As she walks away from the hospital she goes by two women cowering behind
a car - hiding from the police - and the story is passed to them. And so
it goes from these two who are just out of jail - for what we are not exactly
sure but something of a sexual nature - maybe sleeping with a man before
marriage, maybe prostitution. They just want to leave town and start all
over again. It is never that easy. It later moves on to a woman who is pregnant
by a man who was executed and wants an abortion. Another is a woman who feels
she has no choice but to abandon her tiny daughter in hope that someone will
adopt it - absolutely wrenching. And finally just a prostitute who lands
in a cell which she is clearly familiar with - and there the film ends as
it pans the women in this holding cell as if to symbolize that all women
in Iran are in some sort of prison, marginalized and denied.

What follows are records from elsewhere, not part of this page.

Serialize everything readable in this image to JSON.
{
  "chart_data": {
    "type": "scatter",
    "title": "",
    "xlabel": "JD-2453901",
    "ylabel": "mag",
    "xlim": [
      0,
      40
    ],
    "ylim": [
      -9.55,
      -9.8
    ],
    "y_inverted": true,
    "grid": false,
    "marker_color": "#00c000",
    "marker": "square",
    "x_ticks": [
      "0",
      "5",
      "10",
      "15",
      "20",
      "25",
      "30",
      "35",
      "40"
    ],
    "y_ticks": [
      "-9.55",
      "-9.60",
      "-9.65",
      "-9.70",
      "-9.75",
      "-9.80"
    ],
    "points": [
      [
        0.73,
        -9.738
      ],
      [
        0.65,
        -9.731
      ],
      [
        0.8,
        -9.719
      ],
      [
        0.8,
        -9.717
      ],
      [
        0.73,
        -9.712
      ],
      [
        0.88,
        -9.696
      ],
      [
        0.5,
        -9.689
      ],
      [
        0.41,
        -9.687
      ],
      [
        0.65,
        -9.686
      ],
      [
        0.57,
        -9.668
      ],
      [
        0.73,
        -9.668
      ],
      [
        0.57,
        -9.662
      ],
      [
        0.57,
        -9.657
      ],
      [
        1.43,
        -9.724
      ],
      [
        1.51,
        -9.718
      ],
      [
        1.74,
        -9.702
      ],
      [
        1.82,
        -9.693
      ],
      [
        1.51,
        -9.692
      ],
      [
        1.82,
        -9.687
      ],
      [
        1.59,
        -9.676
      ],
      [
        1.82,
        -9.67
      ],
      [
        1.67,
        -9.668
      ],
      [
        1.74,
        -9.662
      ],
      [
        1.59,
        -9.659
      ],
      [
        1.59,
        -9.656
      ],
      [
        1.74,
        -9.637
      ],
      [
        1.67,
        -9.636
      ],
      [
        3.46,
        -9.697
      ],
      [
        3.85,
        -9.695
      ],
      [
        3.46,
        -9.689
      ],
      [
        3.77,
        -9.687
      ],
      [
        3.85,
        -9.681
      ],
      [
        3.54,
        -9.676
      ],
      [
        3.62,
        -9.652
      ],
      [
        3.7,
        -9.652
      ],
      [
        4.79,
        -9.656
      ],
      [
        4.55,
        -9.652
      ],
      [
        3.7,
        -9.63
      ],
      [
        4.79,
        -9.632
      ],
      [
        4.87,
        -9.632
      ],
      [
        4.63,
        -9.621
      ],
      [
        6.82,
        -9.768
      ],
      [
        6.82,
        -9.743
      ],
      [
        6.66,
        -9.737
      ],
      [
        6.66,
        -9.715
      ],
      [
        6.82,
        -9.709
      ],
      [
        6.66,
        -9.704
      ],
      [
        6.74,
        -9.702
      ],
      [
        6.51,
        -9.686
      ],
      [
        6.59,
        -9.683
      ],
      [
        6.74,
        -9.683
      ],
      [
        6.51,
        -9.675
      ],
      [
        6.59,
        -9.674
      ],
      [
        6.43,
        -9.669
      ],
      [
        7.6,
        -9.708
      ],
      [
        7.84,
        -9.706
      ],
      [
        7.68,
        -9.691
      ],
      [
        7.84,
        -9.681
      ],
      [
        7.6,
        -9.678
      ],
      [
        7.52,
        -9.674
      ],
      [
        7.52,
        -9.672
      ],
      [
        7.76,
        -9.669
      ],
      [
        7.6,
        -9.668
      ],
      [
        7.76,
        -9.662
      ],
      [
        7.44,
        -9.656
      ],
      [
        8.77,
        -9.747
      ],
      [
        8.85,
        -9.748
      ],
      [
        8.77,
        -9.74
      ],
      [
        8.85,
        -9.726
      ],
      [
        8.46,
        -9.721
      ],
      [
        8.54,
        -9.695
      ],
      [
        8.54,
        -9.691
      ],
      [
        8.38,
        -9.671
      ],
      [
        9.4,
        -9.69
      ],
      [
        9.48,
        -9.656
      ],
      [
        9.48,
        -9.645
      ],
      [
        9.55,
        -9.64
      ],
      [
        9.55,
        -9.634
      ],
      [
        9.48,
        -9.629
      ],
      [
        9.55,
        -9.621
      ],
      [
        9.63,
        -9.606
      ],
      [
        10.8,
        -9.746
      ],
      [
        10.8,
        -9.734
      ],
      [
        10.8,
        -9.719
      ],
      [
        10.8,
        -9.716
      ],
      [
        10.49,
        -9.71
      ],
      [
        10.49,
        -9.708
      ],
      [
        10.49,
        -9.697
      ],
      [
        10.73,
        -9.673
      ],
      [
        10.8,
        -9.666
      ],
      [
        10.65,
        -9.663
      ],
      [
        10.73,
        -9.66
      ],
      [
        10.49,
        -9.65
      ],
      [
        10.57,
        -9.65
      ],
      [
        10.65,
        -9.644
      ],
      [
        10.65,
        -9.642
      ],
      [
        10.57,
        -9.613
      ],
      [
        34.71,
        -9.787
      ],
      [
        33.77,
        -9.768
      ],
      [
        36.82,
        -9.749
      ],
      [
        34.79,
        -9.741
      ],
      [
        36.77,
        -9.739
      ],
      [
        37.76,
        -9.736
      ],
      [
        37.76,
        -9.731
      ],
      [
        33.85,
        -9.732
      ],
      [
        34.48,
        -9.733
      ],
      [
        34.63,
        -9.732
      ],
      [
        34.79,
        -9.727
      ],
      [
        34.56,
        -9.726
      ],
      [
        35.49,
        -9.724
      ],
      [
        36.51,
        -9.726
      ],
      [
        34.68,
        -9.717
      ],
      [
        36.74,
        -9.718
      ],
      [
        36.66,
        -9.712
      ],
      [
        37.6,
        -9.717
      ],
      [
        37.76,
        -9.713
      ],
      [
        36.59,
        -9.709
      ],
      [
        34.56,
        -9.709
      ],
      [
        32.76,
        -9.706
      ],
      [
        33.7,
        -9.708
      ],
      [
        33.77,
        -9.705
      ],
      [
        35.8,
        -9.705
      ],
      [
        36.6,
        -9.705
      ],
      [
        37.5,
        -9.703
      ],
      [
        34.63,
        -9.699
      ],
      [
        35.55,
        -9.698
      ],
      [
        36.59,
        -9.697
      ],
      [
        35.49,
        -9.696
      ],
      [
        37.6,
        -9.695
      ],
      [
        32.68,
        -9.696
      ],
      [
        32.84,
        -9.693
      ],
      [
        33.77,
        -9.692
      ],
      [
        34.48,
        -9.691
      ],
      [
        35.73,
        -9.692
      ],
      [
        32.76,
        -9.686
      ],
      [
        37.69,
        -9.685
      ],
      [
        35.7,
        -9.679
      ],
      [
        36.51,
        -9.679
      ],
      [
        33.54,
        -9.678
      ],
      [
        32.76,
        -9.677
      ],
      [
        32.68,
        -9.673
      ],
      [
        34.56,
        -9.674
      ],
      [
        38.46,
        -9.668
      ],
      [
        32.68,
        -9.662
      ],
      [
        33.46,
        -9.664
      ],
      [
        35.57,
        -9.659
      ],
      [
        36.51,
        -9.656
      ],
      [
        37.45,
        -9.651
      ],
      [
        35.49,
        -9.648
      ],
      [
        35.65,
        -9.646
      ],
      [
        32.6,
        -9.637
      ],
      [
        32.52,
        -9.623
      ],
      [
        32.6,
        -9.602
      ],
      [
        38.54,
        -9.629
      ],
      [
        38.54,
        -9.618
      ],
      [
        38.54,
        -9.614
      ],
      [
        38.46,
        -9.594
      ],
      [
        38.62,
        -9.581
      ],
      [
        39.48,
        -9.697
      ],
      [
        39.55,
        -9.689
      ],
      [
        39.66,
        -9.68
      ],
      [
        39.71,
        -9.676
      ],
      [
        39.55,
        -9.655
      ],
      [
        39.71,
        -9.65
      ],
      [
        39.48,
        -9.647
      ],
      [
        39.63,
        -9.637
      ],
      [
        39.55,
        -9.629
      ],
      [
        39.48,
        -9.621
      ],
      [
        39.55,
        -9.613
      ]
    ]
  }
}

Each of the stories is filled with the little slights of life to women -
not being allowed to buy a bus ticket without a companion, being stopped
by the police to ask why they are on their own, men catcalling after them,
no smoking in public, being deserted by your family for a mistake that shamed
them - no forgiveness - and so on. It is every day coercion and repression
- follow the rules to the T or else. As in his first two films, Panahi shoots
much this on the streets of Tehran amid the parade of humanity - bringing
small details that add so much to the film - a man selling orange Fanta,
three old musicians playing their ancient instruments as they walk down the
sidewalk, a man hurriedly delivering tea on a tray - it is these small details
which I assume are happenstance that make his films feel so authentic. Most
of the men in the film are fine - though their roles are small - some helpful,
some not - this is no real condemnation of them but more of the patriarchal
society that is juiced up by a medieval powerful religious theocracy.
With this film I have now seen seven of the nine features that Jafar Panahi
has directed. I have not been able to get my hands on the other two. I have
been wanting to get through his films for a while now and am glad I finally
had the discipline to do so. Hard for me to stick to one thing for any period
of time. There are a number of directors whose work I have been wanting to
dig through but with only 9 films, Panahi seemed like a good place to start.
His films are great - a peek inside another culture filled with both humanity
and criticism. His life is film. He has been willing to go to jail just to
make film, to say what he feels he has to say - to put up a mirror to his
society. I just hope he stays out of prison but one feels that even if inside
he will figure out a way to direct a film and smuggle it out to Cannes!